Friday, September 18, 2020

Of COVID and Conflict At Our Christian School

 

Frequently my work as principal involves working with situations where conflict is present.  Sometimes the conflict centers around what is actually the truth, what is best in a given situation, what happened, or what didn’t. Conflict reveals a lot about situations and people.  Jesus challenged his listeners that “…the mouth speaks about what overflows from the heart.” (Matthew 12:34)

Conflict doesn’t sit well with most people. In many ways, we have become a polarized society struggling to love those who we don’t agree with. Conflict makes us uncomfortable, restless, and often drains energy and emotion if it drags on too long in unproductive ways. On the contrary, harmony and synergy enjoyed around God’s love and his purpose for us motivates, energizes, and sustains us. But it is hard to get there.
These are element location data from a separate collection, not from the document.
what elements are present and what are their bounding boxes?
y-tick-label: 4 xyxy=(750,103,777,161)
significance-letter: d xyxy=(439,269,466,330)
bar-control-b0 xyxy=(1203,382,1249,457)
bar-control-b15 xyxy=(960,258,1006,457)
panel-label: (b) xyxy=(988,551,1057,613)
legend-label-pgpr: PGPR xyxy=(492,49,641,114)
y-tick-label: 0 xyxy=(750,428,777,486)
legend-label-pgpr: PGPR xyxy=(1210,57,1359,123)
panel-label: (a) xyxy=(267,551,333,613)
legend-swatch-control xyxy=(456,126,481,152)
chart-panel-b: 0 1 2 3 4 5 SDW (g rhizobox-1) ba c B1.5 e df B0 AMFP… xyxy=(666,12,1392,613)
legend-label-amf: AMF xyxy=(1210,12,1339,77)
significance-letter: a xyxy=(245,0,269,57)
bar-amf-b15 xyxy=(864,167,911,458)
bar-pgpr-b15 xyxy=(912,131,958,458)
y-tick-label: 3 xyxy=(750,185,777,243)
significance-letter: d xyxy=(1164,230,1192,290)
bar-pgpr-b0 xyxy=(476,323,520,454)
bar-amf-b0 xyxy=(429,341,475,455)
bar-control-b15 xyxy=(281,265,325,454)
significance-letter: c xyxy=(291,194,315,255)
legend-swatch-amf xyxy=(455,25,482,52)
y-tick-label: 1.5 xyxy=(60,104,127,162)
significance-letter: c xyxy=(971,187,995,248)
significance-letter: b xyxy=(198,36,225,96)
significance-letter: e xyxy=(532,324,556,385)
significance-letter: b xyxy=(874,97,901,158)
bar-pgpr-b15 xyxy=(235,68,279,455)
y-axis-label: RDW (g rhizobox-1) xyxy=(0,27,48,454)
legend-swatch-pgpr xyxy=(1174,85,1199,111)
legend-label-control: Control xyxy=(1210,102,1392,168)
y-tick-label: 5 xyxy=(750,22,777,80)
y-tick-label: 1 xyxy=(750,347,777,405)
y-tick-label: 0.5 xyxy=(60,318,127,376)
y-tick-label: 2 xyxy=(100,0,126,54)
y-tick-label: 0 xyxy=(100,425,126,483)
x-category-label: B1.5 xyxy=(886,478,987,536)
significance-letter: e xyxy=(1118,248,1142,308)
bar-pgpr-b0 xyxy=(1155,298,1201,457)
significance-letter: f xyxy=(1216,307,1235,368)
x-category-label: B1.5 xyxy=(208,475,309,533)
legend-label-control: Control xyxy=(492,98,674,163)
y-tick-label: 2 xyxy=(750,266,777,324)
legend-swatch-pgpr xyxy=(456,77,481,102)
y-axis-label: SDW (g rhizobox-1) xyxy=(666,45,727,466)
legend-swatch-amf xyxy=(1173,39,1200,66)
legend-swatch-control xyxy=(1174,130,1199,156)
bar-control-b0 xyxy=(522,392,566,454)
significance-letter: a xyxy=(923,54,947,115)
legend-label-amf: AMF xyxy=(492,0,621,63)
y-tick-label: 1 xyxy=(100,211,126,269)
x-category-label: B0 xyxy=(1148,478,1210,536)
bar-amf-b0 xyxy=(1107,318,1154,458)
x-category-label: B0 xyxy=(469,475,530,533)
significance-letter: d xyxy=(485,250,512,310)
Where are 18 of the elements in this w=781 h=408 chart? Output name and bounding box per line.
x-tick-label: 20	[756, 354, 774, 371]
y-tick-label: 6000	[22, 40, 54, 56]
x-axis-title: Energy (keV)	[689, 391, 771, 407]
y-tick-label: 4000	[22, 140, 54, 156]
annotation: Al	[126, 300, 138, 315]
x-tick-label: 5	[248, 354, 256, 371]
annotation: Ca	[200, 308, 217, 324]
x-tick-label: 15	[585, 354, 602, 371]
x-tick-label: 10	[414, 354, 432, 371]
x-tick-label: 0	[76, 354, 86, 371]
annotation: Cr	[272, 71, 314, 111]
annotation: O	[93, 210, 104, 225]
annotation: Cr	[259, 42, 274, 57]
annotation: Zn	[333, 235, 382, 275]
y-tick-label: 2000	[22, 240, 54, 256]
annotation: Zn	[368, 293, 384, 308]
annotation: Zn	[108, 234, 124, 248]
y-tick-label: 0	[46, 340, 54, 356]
In several places and by different means I’ve been reminded in the last number of weeks that shalom isn’t simply the absence of conflict. Peace, understood as the absence of conflict, falls short as a complete definition. Shalom is best understood to be the complete fullness of “all things are as they should be, as God created them.” Shalom is the deep satisfaction of understanding and experiencing everything God made as he originally intended it. COVID makes me desire that even more.

St. Augustine once summarized this tension this way: “Our heart is restless until it finds rest in You.” I’ve always thought that to be a challenging summary of what we do in Christian education. We challenge our students with the world they live in and make them restless and uncomfortable in accepting it as is. We seek to instill in them a hunger for shalom in God’s coming kingdom – the world restored and renewed.  This is what we aspire to do every day at LCES – shaping hearts, souls, and minds.